CR: The film Beyond Borders Documentary will provide the (mainly European) audience with arguments that lead away from the common standpoint “We cannot let them all in”. It will empower the viewers to enrich the public discourse and to put pressure on politics, in order to argue for a more compassionate and humanitarian response.

ALM: Did you have any situation which touched you the most during your work?

CR: There were many moments that touched me deeply during our research trip for the film project. From June to September 2017 Dschafar and I already conducted a three-phased research trip to several (former) border ‘crisis’ hotspots to simply listen and talk to people affected, NGOs and scientists to get a first feel for the situation. We participated on a two-week rescue mission off the Libyan coast in the small and rusty GDR-fishing cutter ‘Seefuchs’ from the NGO Sea-Eye. We spend another week in Malta to talk to more NGOs and experts. In August we spent three weeks in Northern Morocco and spent time with Philip Zulu from Sierra Leone who showed us around and introduced us to his thoughts and friends. Here we also had the honour of talking to the archbishop of Tangier who is very active in supporting migrants. This was followed by one week in Ceuta, the Spanish enclave on the African continent. In Ceuta we met with two grassroot NGOs. In September we took the car and drove down the so-called West-Balkan route for 2.5 weeks and made stops at the border between Croatia and Serbia, Belgrade, Northern Greece and Chios island. We met refugees and migrants and visited several NGOs in Serbia and Greece.
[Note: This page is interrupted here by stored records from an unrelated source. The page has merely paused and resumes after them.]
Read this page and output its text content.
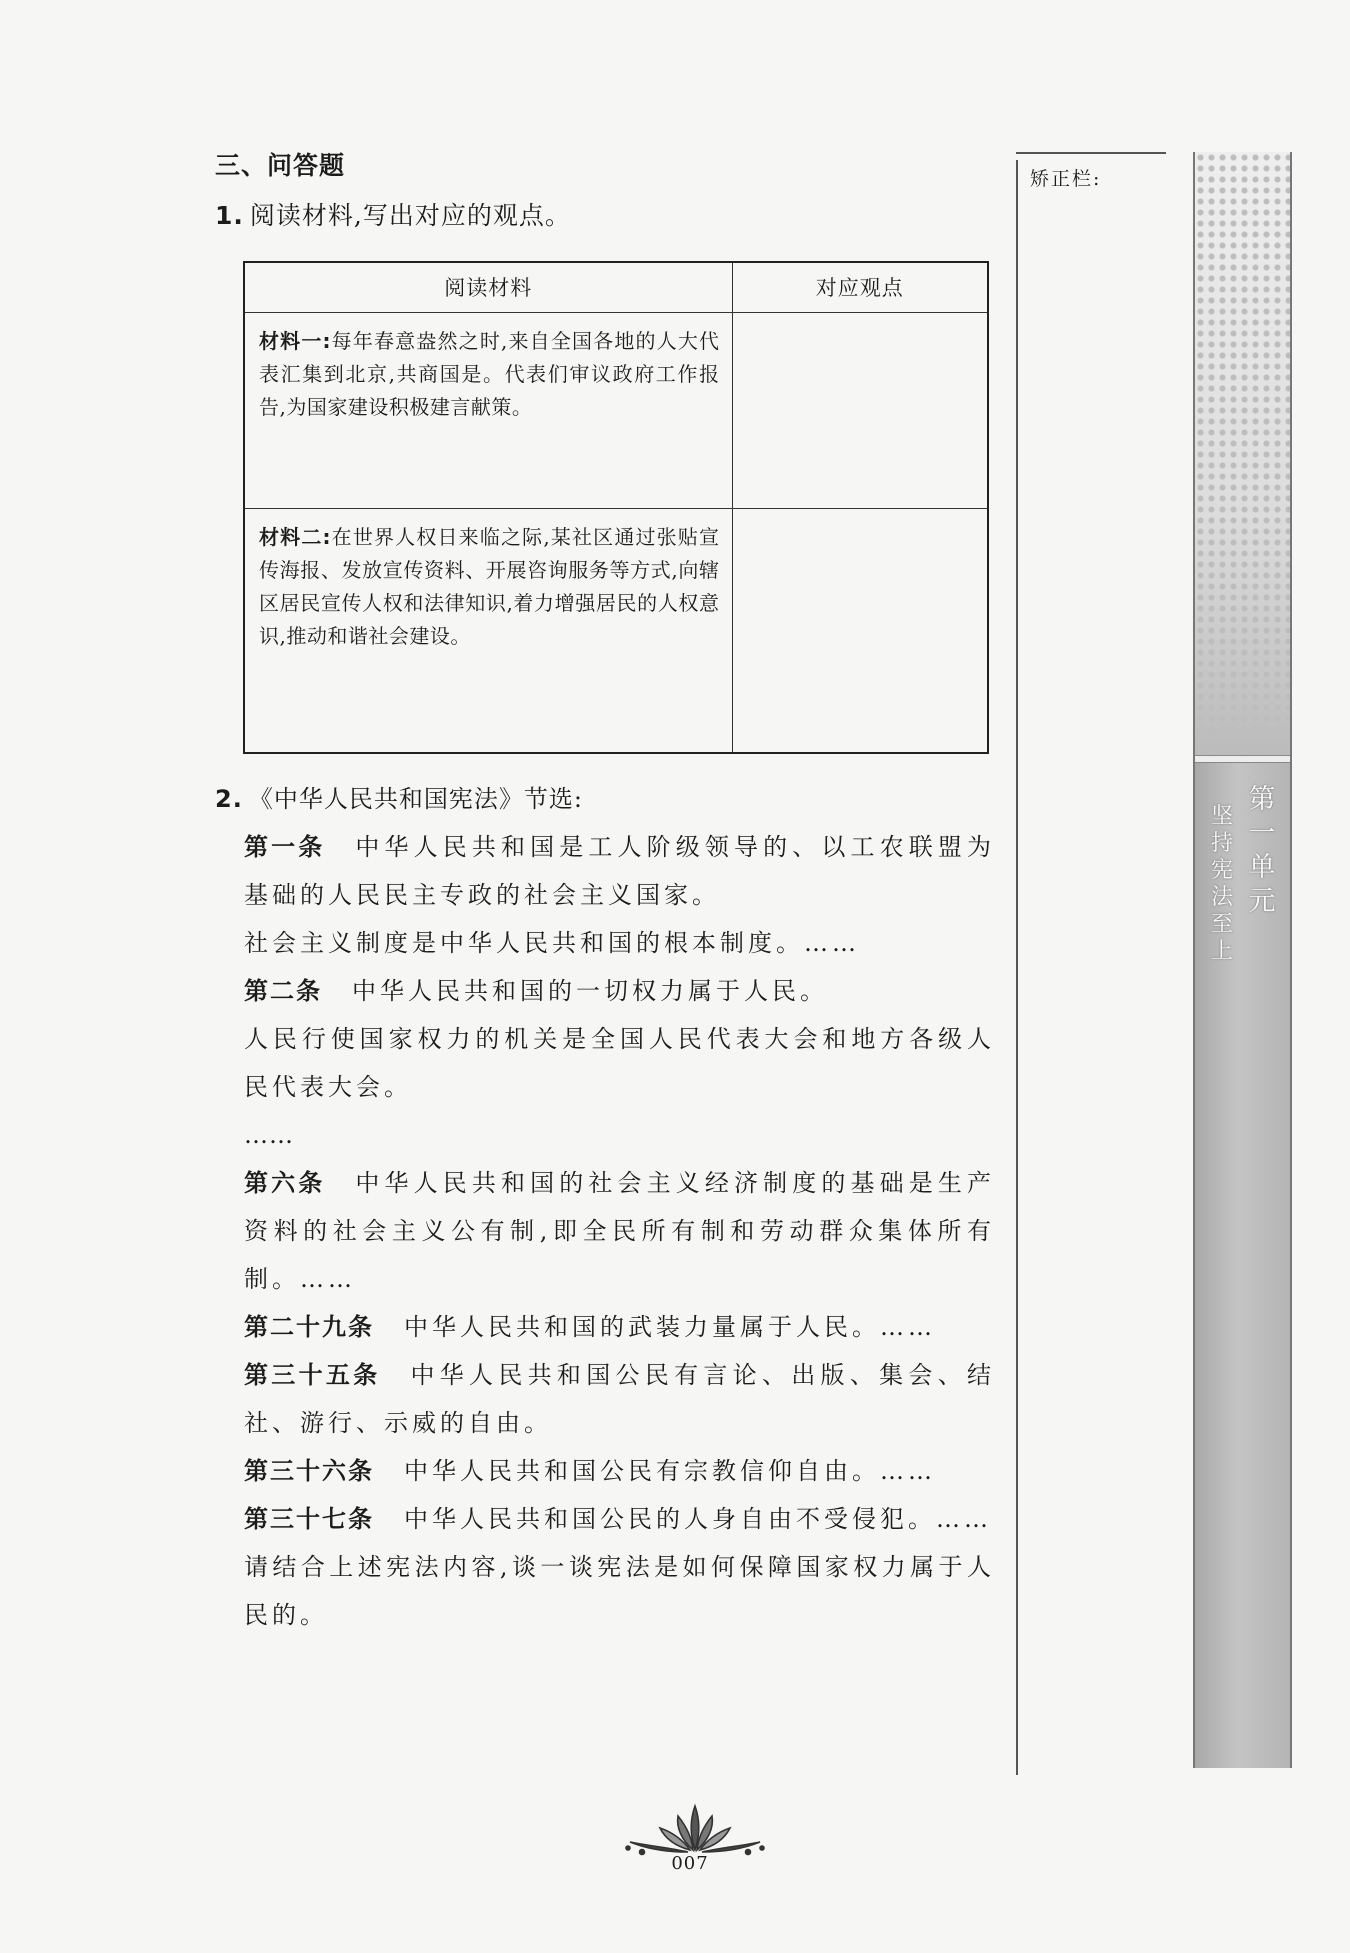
三、问答题
1. 阅读材料,写出对应的观点。
阅读材料	对应观点
材料一:每年春意盎然之时,来自全国各地的人大代表汇集到北京,共商国是。代表们审议政府工作报告,为国家建设积极建言献策。	
材料二:在世界人权日来临之际,某社区通过张贴宣传海报、发放宣传资料、开展咨询服务等方式,向辖区居民宣传人权和法律知识,着力增强居民的人权意识,推动和谐社会建设。	
2. 《中华人民共和国宪法》节选:
第一条 中华人民共和国是工人阶级领导的、以工农联盟为基础的人民民主专政的社会主义国家。
社会主义制度是中华人民共和国的根本制度。……
第二条 中华人民共和国的一切权力属于人民。
人民行使国家权力的机关是全国人民代表大会和地方各级人民代表大会。
……
第六条 中华人民共和国的社会主义经济制度的基础是生产资料的社会主义公有制,即全民所有制和劳动群众集体所有制。……
第二十九条 中华人民共和国的武装力量属于人民。……
第三十五条 中华人民共和国公民有言论、出版、集会、结社、游行、示威的自由。
第三十六条 中华人民共和国公民有宗教信仰自由。……
第三十七条 中华人民共和国公民的人身自由不受侵犯。……
请结合上述宪法内容,谈一谈宪法是如何保障国家权力属于人民的。
矫正栏:
第一单元
坚持宪法至上
007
What stuck to me most is the many people you meet who are somehow influenced by the restrictive border regime of the EU. In many cases we listened to life stories that are hard to comprehend, if you have been growing up in Germany. You listen and try to comprehend the story the person is telling you that let him or her leave his/her home. You feel devastated and powerless… and then you take your German passport and leave. Leaving the person behind, because he or she has not been lucky enough to be born on German soil.

ALM: What would you like to say to people who are against accommodation of refugees/ What did you learn for your personal life, since you have been doing this work/ What do you think should change, in order to live in a better place?

  • CR: Stay informed and consult sources that are trustworthy.
  • Realize that much that we do – living and consuming in the Global North – has an influence on people’s life in other countries.
  • Listened to the people most affected by the deadly border and migration policy, and realize we are all just human beings with flaws and positive attributes.

ALM: Where can my followers find your documentary “Beyond Borders”?

CR: We are still working on it and are currently still in pre-production phase. You can see the trailer from the research trip here:

ALM: If you had 3 wishes free, what would that be?

  • CR: A world, where everyone has the chance to live in peace
  • A world, where everyone has the chance to have perspective in life
  • A world, in which everyone realizes that we are all equals
1The border security market, valued at more than 16 billion euros in 2017 and estimated to grow 8 percent annually in coming years.

Dear Corinna,

thank you so much for giving me such an informative interview. You are doing an incredible work and it was a pleasure for me. Thank your for accepting my interview request. You are paving the way for a better understanding of the current refugee crisis. Thanks and all the best.